I love building tension! I write a longish synopsis, an outline, and I free-write around the themes and characters—who wants what and why, how characters will clash, where I take the romantic relationships—all of that. I also do research. I’ve learned from experience that planning will keep me from writing a five-headed monstrosity that reels off into outer space! A writer can always alter storyline as he or she goes. I think people fear that once they outline they aren’t allowed to change it. So not true.

Flyfish Vines. Art by Catherine Stine.

4. One of the unique features of Fireseed One is the inclusion of your own illustrations. Which came first for you, writing or drawing? Or were they simultaneous talents that you nurtured?
I wrote a lot in high school. Then I attended an art college and got a BFA in painting. I was published as an illustrator first. There were a bunch of artists in my family, so it was expected. But I was always, always writing. To fuse the two, I assumed that I would write a picture book. But my first published novel was middle-grade. Go figure. I am beyond thrilled to now combine story and picture. It’s great that there’s a YA trend toward illustrations. I’ll also be illustrating Children of Fireseed.
______

I, for one, have never thought of a hybrid between fish and grapes. She did. Creative genius! Thank you, Catherine, for the giveaway and the interview. We'll be rooting for the success of the book and await the positive reviews.

6 comments:

Bethany Crandell said...

Look at you, my little interview Queen. Well done!! *claps hands wildly*

Catherine, your book sounds incredibly interesting--as someone who works at a biological research institute, it's always amazing to see how smarter people than me (that'd be you) can incorporate sciencey things into fictional environments. Best of luck with this series!!

Mary Frame said...

I want one!! Romance and adventure sounds great to me :)

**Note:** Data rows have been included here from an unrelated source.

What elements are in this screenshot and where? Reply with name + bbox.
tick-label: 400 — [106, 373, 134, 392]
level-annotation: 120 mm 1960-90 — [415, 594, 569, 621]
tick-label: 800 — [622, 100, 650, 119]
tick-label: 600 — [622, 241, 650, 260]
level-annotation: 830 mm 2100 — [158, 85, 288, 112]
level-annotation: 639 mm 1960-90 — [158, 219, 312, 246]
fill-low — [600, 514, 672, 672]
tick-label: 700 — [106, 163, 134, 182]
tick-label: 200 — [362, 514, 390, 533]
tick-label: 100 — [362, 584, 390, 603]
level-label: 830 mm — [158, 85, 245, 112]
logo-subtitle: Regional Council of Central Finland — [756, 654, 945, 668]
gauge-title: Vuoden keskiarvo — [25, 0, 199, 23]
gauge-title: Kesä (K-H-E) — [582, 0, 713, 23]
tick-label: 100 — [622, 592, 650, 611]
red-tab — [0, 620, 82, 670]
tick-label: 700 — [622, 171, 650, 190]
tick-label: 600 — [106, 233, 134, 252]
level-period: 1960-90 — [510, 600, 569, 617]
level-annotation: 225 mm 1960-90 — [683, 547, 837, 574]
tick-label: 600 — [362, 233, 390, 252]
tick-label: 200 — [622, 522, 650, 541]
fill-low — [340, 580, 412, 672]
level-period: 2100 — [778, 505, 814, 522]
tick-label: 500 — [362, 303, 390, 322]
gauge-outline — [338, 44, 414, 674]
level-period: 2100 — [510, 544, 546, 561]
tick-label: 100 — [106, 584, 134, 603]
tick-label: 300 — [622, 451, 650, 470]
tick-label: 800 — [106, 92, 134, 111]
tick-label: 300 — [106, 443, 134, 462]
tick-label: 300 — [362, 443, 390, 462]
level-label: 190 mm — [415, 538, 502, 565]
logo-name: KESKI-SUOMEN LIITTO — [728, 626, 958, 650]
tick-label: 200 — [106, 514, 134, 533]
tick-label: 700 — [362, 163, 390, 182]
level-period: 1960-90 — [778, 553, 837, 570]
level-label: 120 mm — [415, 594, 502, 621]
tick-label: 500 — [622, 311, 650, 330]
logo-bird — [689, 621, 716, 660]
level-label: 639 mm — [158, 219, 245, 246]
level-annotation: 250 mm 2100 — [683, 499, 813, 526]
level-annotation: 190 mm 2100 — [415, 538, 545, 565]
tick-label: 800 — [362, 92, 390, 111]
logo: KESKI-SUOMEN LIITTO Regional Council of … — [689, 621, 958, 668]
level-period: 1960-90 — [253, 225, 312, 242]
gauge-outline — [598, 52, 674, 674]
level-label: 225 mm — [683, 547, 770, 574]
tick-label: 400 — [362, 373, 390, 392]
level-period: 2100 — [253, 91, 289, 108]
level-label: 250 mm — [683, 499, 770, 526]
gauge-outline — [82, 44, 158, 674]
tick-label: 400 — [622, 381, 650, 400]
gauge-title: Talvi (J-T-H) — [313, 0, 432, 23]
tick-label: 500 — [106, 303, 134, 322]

You can e-mail me at marytframe@gmail.com

Or tweet me at @marewulf

Love your guts! I'm tweeting contest now :)

Precy Larkins said...

Wowee! Fish on grapevines? How creative! And the book sounds fabulously interesting!

I'm in! ;)

Thanks for the giveaway, Pony! Love ya and miss ya! *mwah mwah*

Anita Grace Howard said...

Oh, I know this lovely author and have been VERY interested in her upcoming series! Count me in! (You already got my address and twitter info--HEE).

AWESOME interview, Pony Girl. Hope you do more of these!

Merry Christmas and Happy New Year, if I don't chat w/you before then. :) Love you! (that goes for Mare and Rookstar, too).

Anita Grace Howard said...

Eeeks, and Cheri snuck in there at the same instant I posted, so sending much love your way too, fellow goatess. Hee

Catherine Stine said...

Thanks, Jenny, you did a great interview!